The Applebee’s in Restoration Plaza was the first sit- down restaurant in the neighborhood.

financial and social services. There’s an art gallery and the Billie Holiday Theatre, alongside staples including a bank and post office. Pinnock notes that several neighborhood firsts opened here, including the first supermarket and the first sit-down restaurant, an Applebee’s.

“Restoration really became this convening spot,” she says, reflecting on its place in the life of the neighborhood. “Everyone I meet and talk to about Brooklyn has a story about it — this was where they had their first dance, their first job, where they met their mother after school. It was that safe place, where everyone knew that they could come and gather.”


For those who prefer data to anecdote, Restoration’s success can be illustrated with any number of statistics: It has found jobs for more than 24,000 youths and adults, constructed or renovated more than 7,500 housing units and provided $60 million in mortgage financing to nearly 1,500 homeowners. (At its height, Restoration was the second largest real estate owner in Brooklyn, after the City of New York.) Its scope also encompasses financial empowerment and youth services, health and fitness, environmental awareness and small business assistance.


Pinnock oversees a $15 million budget and about 105 full-time employees.



















Pinnock is especially proud of Restoration’s commitment to arts and culture, evidenced most prominently through its stewardship of the Billie. Opened in 1972, the theater has its own storied history, with a mission of offering artistic freedom to artists of African descent and providing audiences with complete and authentic portrayals of Black experiences worldwide. Debbie Allen, Samuel L. Jackson and Smokey Robinson have all performed there. In March, Pinnock traveled to the White House to accept a National Medal of Arts from President Biden on the Billie’s behalf, “for being an artistic jewel of the nation.”

“I appreciate that in the beginning — whatever was being discussed about community building — that there was a voice that said, ‘You also need the arts,’” says Pinnock, herself a talented singer and former pianist (she attended the music and arts school that became LaGuardia H.S.). “You need to have an outlet for people to be able to see themselves on stage and to be able to experience and share their stories.” She welcomes the perks of proximity. “We had Nikole Hannah-Jones, from ‘The 1619 Project,’ here the other day, doing a talkback.

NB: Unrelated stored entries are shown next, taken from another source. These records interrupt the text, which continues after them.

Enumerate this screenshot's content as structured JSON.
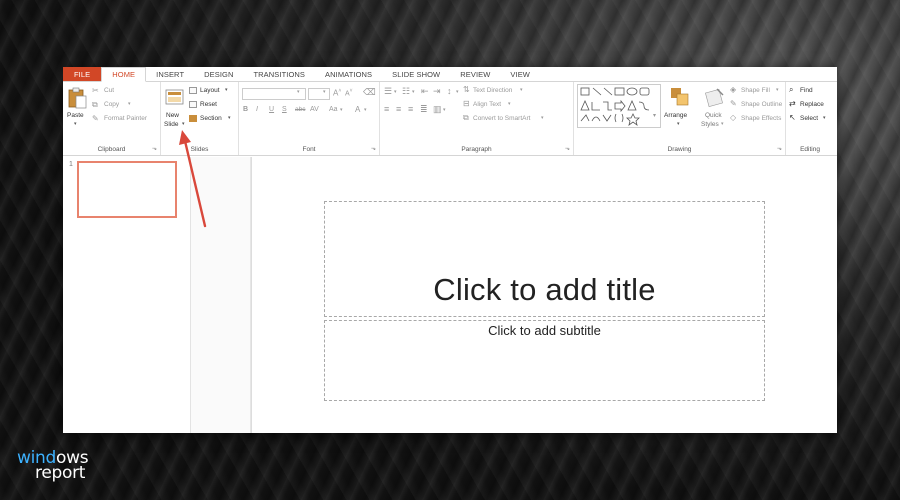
{
  "colors": {
    "accent": "#d24726",
    "arrow": "#d9483b",
    "logo_accent": "#3db2ff"
  },
  "tabs": [
    "FILE",
    "HOME",
    "INSERT",
    "DESIGN",
    "TRANSITIONS",
    "ANIMATIONS",
    "SLIDE SHOW",
    "REVIEW",
    "VIEW"
  ],
  "active_tab": "HOME",
  "clipboard": {
    "paste": "Paste",
    "cut": "Cut",
    "copy": "Copy",
    "format_painter": "Format Painter",
    "label": "Clipboard"
  },
  "slides": {
    "new_slide_1": "New",
    "new_slide_2": "Slide",
    "layout": "Layout",
    "reset": "Reset",
    "section": "Section",
    "label": "Slides"
  },
  "font": {
    "bold": "B",
    "italic": "I",
    "underline": "U",
    "strike": "S",
    "abc": "abc",
    "aa": "Aa",
    "a": "A",
    "label": "Font"
  },
  "paragraph": {
    "text_direction": "Text Direction",
    "align_text": "Align Text",
    "convert_smartart": "Convert to SmartArt",
    "label": "Paragraph"
  },
  "drawing": {
    "arrange": "Arrange",
    "quick_styles_1": "Quick",
    "quick_styles_2": "Styles",
    "shape_fill": "Shape Fill",
    "shape_outline": "Shape Outline",
    "shape_effects": "Shape Effects",
    "label": "Drawing"
  },
  "editing": {
    "find": "Find",
    "replace": "Replace",
    "select": "Select",
    "label": "Editing"
  },
  "thumbnails": {
    "slide_number": "1"
  },
  "slide": {
    "title_placeholder": "Click to add title",
    "subtitle_placeholder": "Click to add subtitle"
  },
  "logo": {
    "line1_a": "wind",
    "line1_b": "ows",
    "line2": "report"
  }
}
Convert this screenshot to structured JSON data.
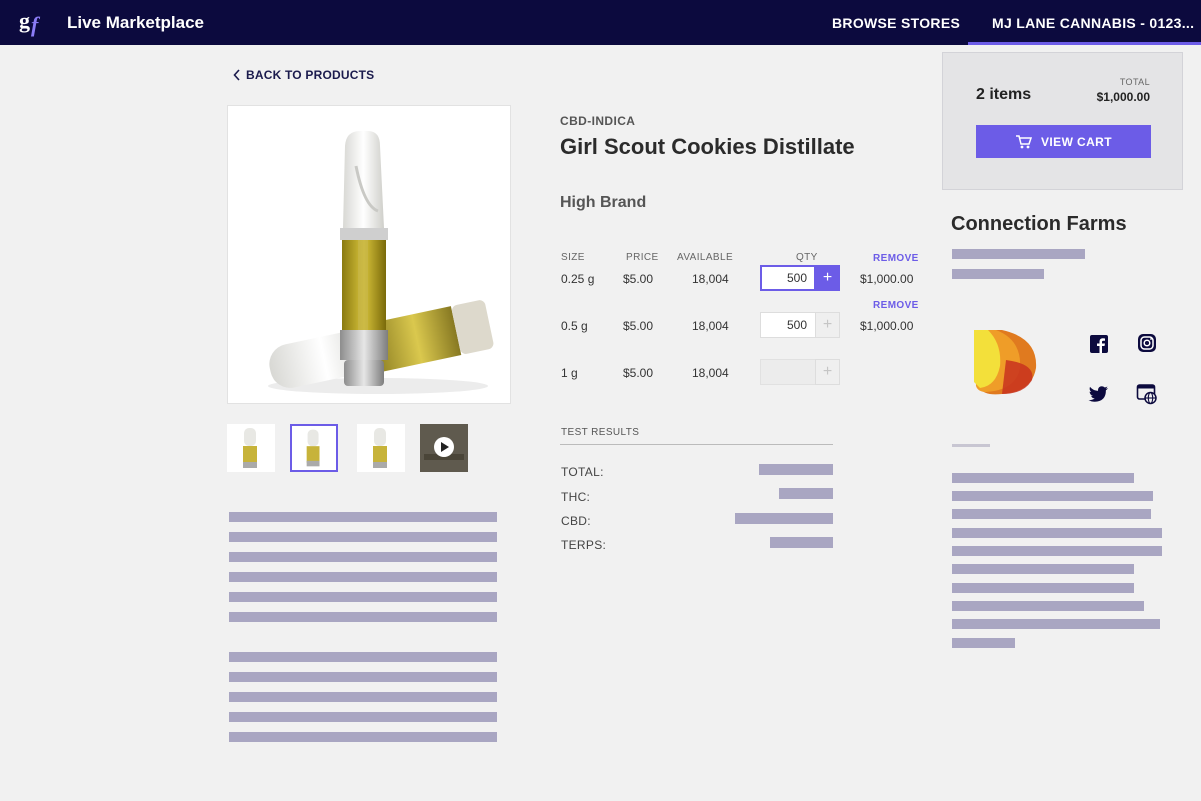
{
  "header": {
    "logo_text": "gf",
    "app_title": "Live Marketplace",
    "nav_browse": "BROWSE STORES",
    "nav_store": "MJ LANE CANNABIS - 0123..."
  },
  "back_link": "BACK TO PRODUCTS",
  "product": {
    "category": "CBD-INDICA",
    "name": "Girl Scout Cookies Distillate",
    "brand": "High Brand"
  },
  "variants_table": {
    "headers": {
      "size": "SIZE",
      "price": "PRICE",
      "available": "AVAILABLE",
      "qty": "QTY"
    },
    "remove_label": "REMOVE",
    "rows": [
      {
        "size": "0.25 g",
        "price": "$5.00",
        "available": "18,004",
        "qty": "500",
        "line_total": "$1,000.00"
      },
      {
        "size": "0.5 g",
        "price": "$5.00",
        "available": "18,004",
        "qty": "500",
        "line_total": "$1,000.00"
      },
      {
        "size": "1 g",
        "price": "$5.00",
        "available": "18,004",
        "qty": "",
        "line_total": ""
      }
    ]
  },
  "test_results": {
    "title": "TEST RESULTS",
    "labels": [
      "TOTAL:",
      "THC:",
      "CBD:",
      "TERPS:"
    ]
  },
  "cart": {
    "items": "2 items",
    "total_label": "TOTAL",
    "total": "$1,000.00",
    "view_cart": "VIEW CART"
  },
  "vendor": {
    "name": "Connection Farms"
  },
  "icons": {
    "back": "chevron-left-icon",
    "cart": "cart-icon",
    "play": "play-icon",
    "social": [
      "facebook-icon",
      "instagram-icon",
      "twitter-icon",
      "website-icon"
    ]
  },
  "colors": {
    "nav_bg": "#0c0a3e",
    "accent": "#6c5ce7",
    "placeholder_bar": "#a9a6c2",
    "page_bg": "#f1f1f1"
  }
}
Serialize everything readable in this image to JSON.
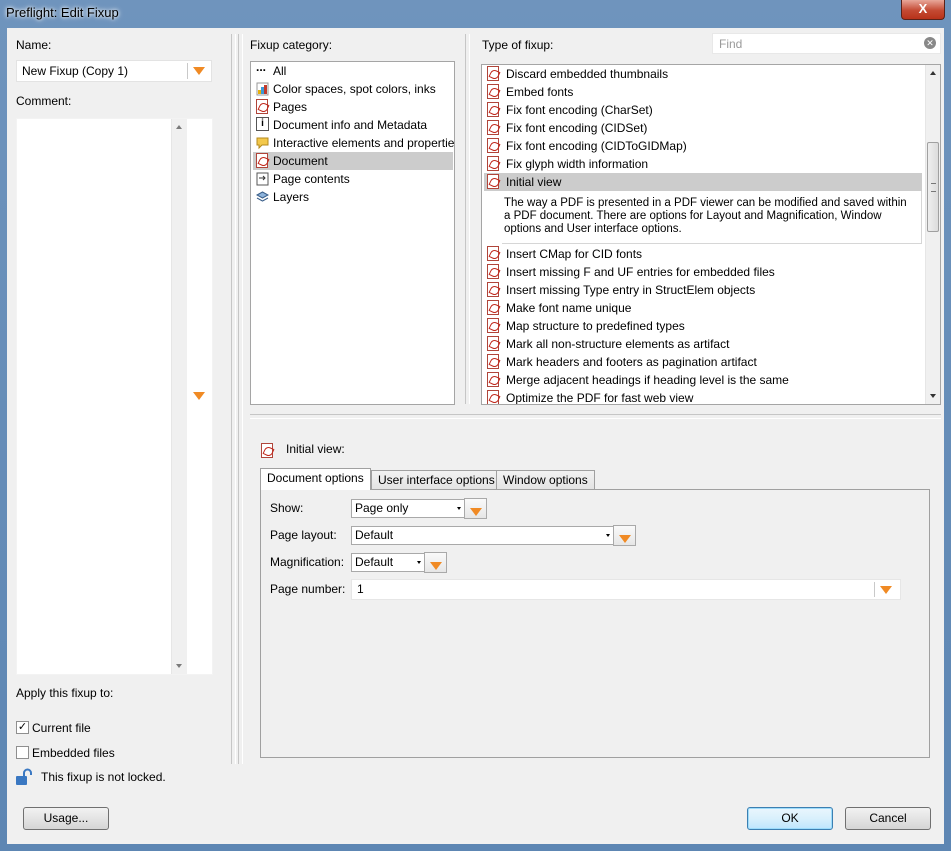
{
  "window": {
    "title": "Preflight: Edit Fixup",
    "close_label": "X"
  },
  "left": {
    "name_label": "Name:",
    "name_value": "New Fixup (Copy 1)",
    "comment_label": "Comment:",
    "comment_value": "",
    "apply_label": "Apply this fixup to:",
    "current_file_label": "Current file",
    "current_file_checked": true,
    "embedded_files_label": "Embedded files",
    "embedded_files_checked": false,
    "lock_label": "This fixup is not locked."
  },
  "category": {
    "label": "Fixup category:",
    "items": [
      {
        "label": "All",
        "icon": "ellipsis-icon"
      },
      {
        "label": "Color spaces, spot colors, inks",
        "icon": "color-icon"
      },
      {
        "label": "Pages",
        "icon": "pdf-page-icon"
      },
      {
        "label": "Document info and Metadata",
        "icon": "info-icon"
      },
      {
        "label": "Interactive elements and properties",
        "icon": "comment-icon"
      },
      {
        "label": "Document",
        "icon": "pdf-page-icon",
        "selected": true
      },
      {
        "label": "Page contents",
        "icon": "page-contents-icon"
      },
      {
        "label": "Layers",
        "icon": "layers-icon"
      }
    ]
  },
  "fixups": {
    "label": "Type of fixup:",
    "search_placeholder": "Find",
    "items": [
      {
        "label": "Discard embedded thumbnails"
      },
      {
        "label": "Embed fonts"
      },
      {
        "label": "Fix font encoding (CharSet)"
      },
      {
        "label": "Fix font encoding (CIDSet)"
      },
      {
        "label": "Fix font encoding (CIDToGIDMap)"
      },
      {
        "label": "Fix glyph width information"
      },
      {
        "label": "Initial view",
        "selected": true
      },
      {
        "label": "Insert CMap for CID fonts"
      },
      {
        "label": "Insert missing F and UF entries for embedded files"
      },
      {
        "label": "Insert missing Type entry in StructElem objects"
      },
      {
        "label": "Make font name unique"
      },
      {
        "label": "Map structure to predefined types"
      },
      {
        "label": "Mark all non-structure elements as artifact"
      },
      {
        "label": "Mark headers and footers as pagination artifact"
      },
      {
        "label": "Merge adjacent headings if heading level is the same"
      },
      {
        "label": "Optimize the PDF for fast web view"
      }
    ],
    "selected_description": "The way a PDF is presented in a PDF viewer can be modified and saved within a PDF document. There are options for Layout and Magnification, Window options and User interface options."
  },
  "detail": {
    "header": "Initial view:",
    "tabs": [
      "Document options",
      "User interface options",
      "Window options"
    ],
    "show_label": "Show:",
    "show_value": "Page only",
    "layout_label": "Page layout:",
    "layout_value": "Default",
    "magnification_label": "Magnification:",
    "magnification_value": "Default",
    "page_number_label": "Page number:",
    "page_number_value": "1"
  },
  "buttons": {
    "usage": "Usage...",
    "ok": "OK",
    "cancel": "Cancel"
  }
}
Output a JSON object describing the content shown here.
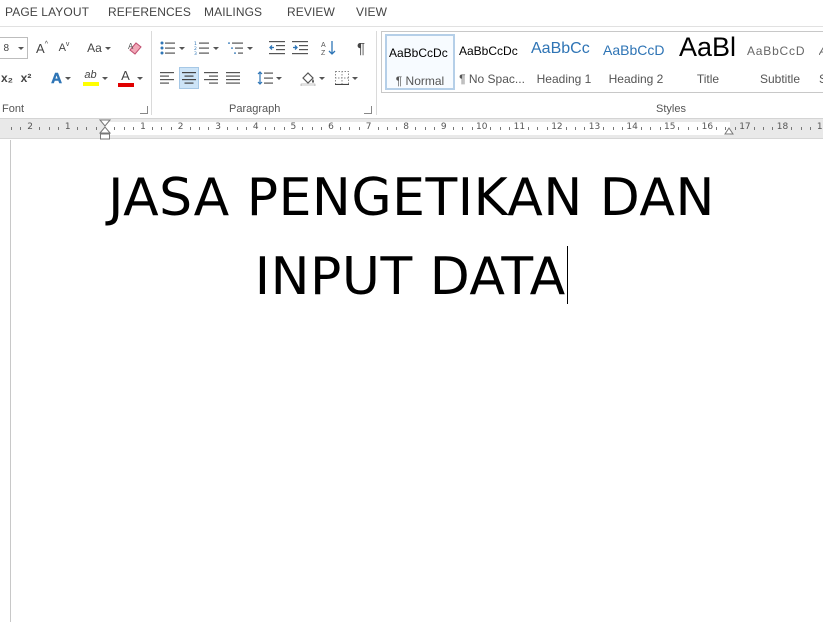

When you’re having a hard day, to be able to go downstairs and see a play or performance, that can be a real highlight.”

Pinnock has all the responsibilities that come with overseeing a major nonprofit: It has a budget around $15 million and about 105 full-time and 20 part-time employees. “We have to do all the things to make sure the organization stays relevant in this community and that we are providing the programming that’s needed,” she says. She ticks through a few examples including tax prep, workforce development and home weatherization programs. “Restoration falls into this space where, if there’s a community need, we have been there to fill it.”

Pinnock has also spent the past year on something of a local listening tour. When the plans for Innovation Campus began in 2019, a series of community focus groups were held to learn what residents wanted and needed in the neighborhood. Then came the pandemic. “From 2019 to 2023, in the world of Covid, is a lot of years,” she says. “Part of my remit is to talk to the community about what’s changed — is there anything else they would like to see us do on this campus in addition to the things that were said before? We can’t assume we know what they want. But really take a pulse and find out what the community is looking for today.”

Restoration is still a few years from breaking ground on the new campus, but Pinnock is unfazed by the timeline. “The work that we’re doing on the ground today is what’s going to get that project done,” she says. “Almost every week we’re talking to the project management team, the architectural team, our counsel, our fundraisers. We have timelines and deadlines that we need to make to move this project forward. I welcome that work — that’s the visionary piece.

“It’s exciting. One of the reasons I took this job is to be part of the new era of Restoration.”